Мы шли под дождем по улице, разбитой на участки для продажи; тротуар прогибался и уходил из-под ног; на ветках высаженных вдоль него низких ясеней, дрожавших под зимним ветром, висели, подолгу не скатываясь, капли влаги. Убогая феерия! Дорогу к госпиталю окаймляли многочисленные гостиницы-новостройки; на одних уже красовались вывески, другие ими еще не обезобразились. На таких значилось всего одно слово: «Понедельно». Война грубо вытряхнула из них сезонников и рабочих. Они не возвращались даже для того, чтобы умирать. Смерть – тоже работа, но они управлялись с ней на стороне.

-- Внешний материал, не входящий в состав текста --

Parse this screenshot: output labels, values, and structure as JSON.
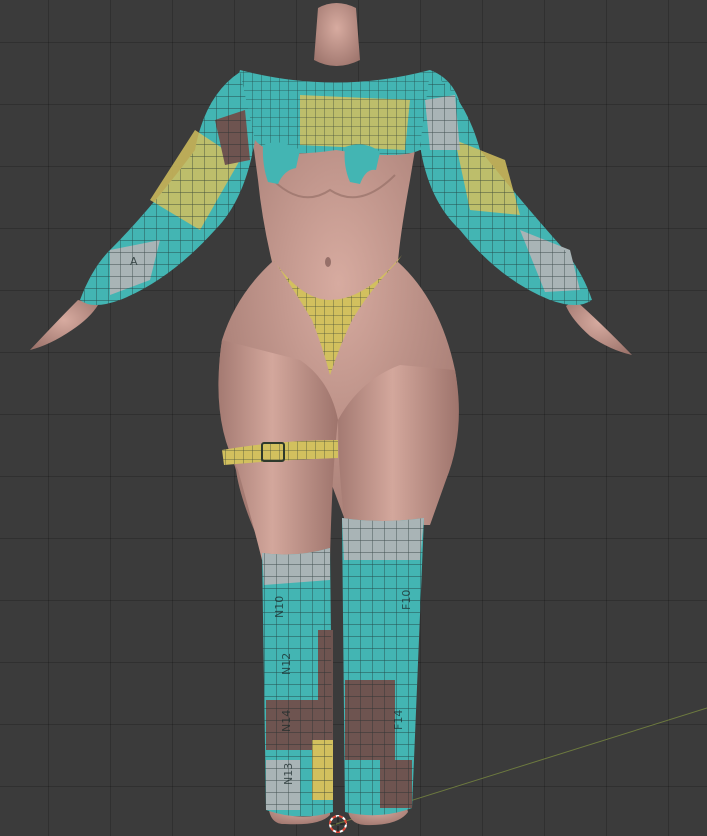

Провожая меня до госпиталя, мать все время хныкала. Она не только мирилась с возможностью моей смерти, но даже беспокоилась, приму ли я свой конец так же смиренно, как она. Она верила в судьбу, как в тот красивый метр из Школы искусств и ремесел, о котором всегда упоминала при мне почтительным тоном: в молодости ей рассказали, что метр, служивший ей в ее галантерейной лавке, – точная копия этого великолепного официального эталона. Кое-где между продажными участками на этой опустошенной местности еще уцелели зажатые между новыми домами поля, огороды и даже крестьяне, намертво вцепившиеся в них. Когда вечером у нас оставалось время, мы с матерью ходили смотреть, как эти чудаки упрямо ковыряют железом мягкую зернистую землю, куда бросают гнить мертвецов и откуда тем не менее вырастает хлеб. «А земля-то, наверно, твердая», – всякий раз замечала мать, недоуменно глядя на крестьян. Ей были знакомы только тяготы города, схожие с ее собственными, и она силилась понять, что же за тяготы бывают в деревне. Этого единственного проявления любопытства, которое я подметил за матерью, хватало ей на все воскресенье. С ним она возвращалась и в город.